Professor Kristan (Ralph Morgan, flanked by Mischa Auer as Zan the hunchback) shows the public one face, but saves another for private chambers after dark.
As a movie, this is nearly a one-man show for Ralph Morgan, who's handed a big challenge in having to play someone sometimes saintly (and later deeply repentant), and sometimes a mute fiend. Wendigo feels that Morgan managed to pull it off without getting insufferable in good-guy mode. He does the fiend bit without makeup, simply scowling and scrunching his hand, but it's still effective. Morgan's definitely the best actor in this group, which includes Mischa Auer as a mediocre hunchback and a helpless Maxine Doyle in the hopeless role of Marguerite. All the actors grapple with often-leaden dialogue, flattering least of all to poor Maxine Doyle. The film looks good, from what we could tell from the grungy Mill Creek DVD. It was always a good investment to rent those Universal sets, which give this film some much-needed class. Overall, Wendigo found it to be a decent little B-movie, acknowledging the limitations of mid-Thirties poverty-row filmmaking.
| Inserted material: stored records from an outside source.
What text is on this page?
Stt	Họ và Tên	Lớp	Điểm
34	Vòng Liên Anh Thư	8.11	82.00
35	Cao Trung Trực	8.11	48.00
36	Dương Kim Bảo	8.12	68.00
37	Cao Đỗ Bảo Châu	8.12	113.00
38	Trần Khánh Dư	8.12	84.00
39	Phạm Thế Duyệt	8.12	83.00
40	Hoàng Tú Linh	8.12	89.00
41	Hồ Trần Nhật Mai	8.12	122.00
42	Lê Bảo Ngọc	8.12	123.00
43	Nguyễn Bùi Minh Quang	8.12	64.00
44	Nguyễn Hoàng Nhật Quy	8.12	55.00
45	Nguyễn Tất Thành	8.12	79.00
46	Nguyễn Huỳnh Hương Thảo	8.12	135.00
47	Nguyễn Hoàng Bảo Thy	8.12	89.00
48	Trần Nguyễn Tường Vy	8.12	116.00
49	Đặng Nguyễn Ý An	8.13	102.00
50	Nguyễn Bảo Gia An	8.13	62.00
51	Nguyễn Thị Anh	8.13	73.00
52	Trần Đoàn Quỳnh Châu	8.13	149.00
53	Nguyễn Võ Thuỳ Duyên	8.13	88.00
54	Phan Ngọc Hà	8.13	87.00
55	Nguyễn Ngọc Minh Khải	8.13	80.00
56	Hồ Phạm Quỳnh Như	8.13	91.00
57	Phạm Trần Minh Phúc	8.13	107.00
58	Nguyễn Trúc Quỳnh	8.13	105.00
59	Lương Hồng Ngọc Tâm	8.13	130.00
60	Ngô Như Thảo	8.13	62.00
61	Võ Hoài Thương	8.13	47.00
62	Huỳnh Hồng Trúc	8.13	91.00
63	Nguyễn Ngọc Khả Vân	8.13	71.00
It's also an intriguing milestone in the evolution of American vampire cinema.The big suspense moment in Condemned to Live comes when Marguerite gradually blows out all the candles in her living room to soothe Kristan's tired eyes, not realizing (despite his warnings) that darkness triggers his fiendish transformation. I can imagine 1935 audiences yelling out how stupid she was, but I also like to think people were more polite back then.
1 comment:
I think that's a pretty fair review. Not a masterpiece but still entertaining.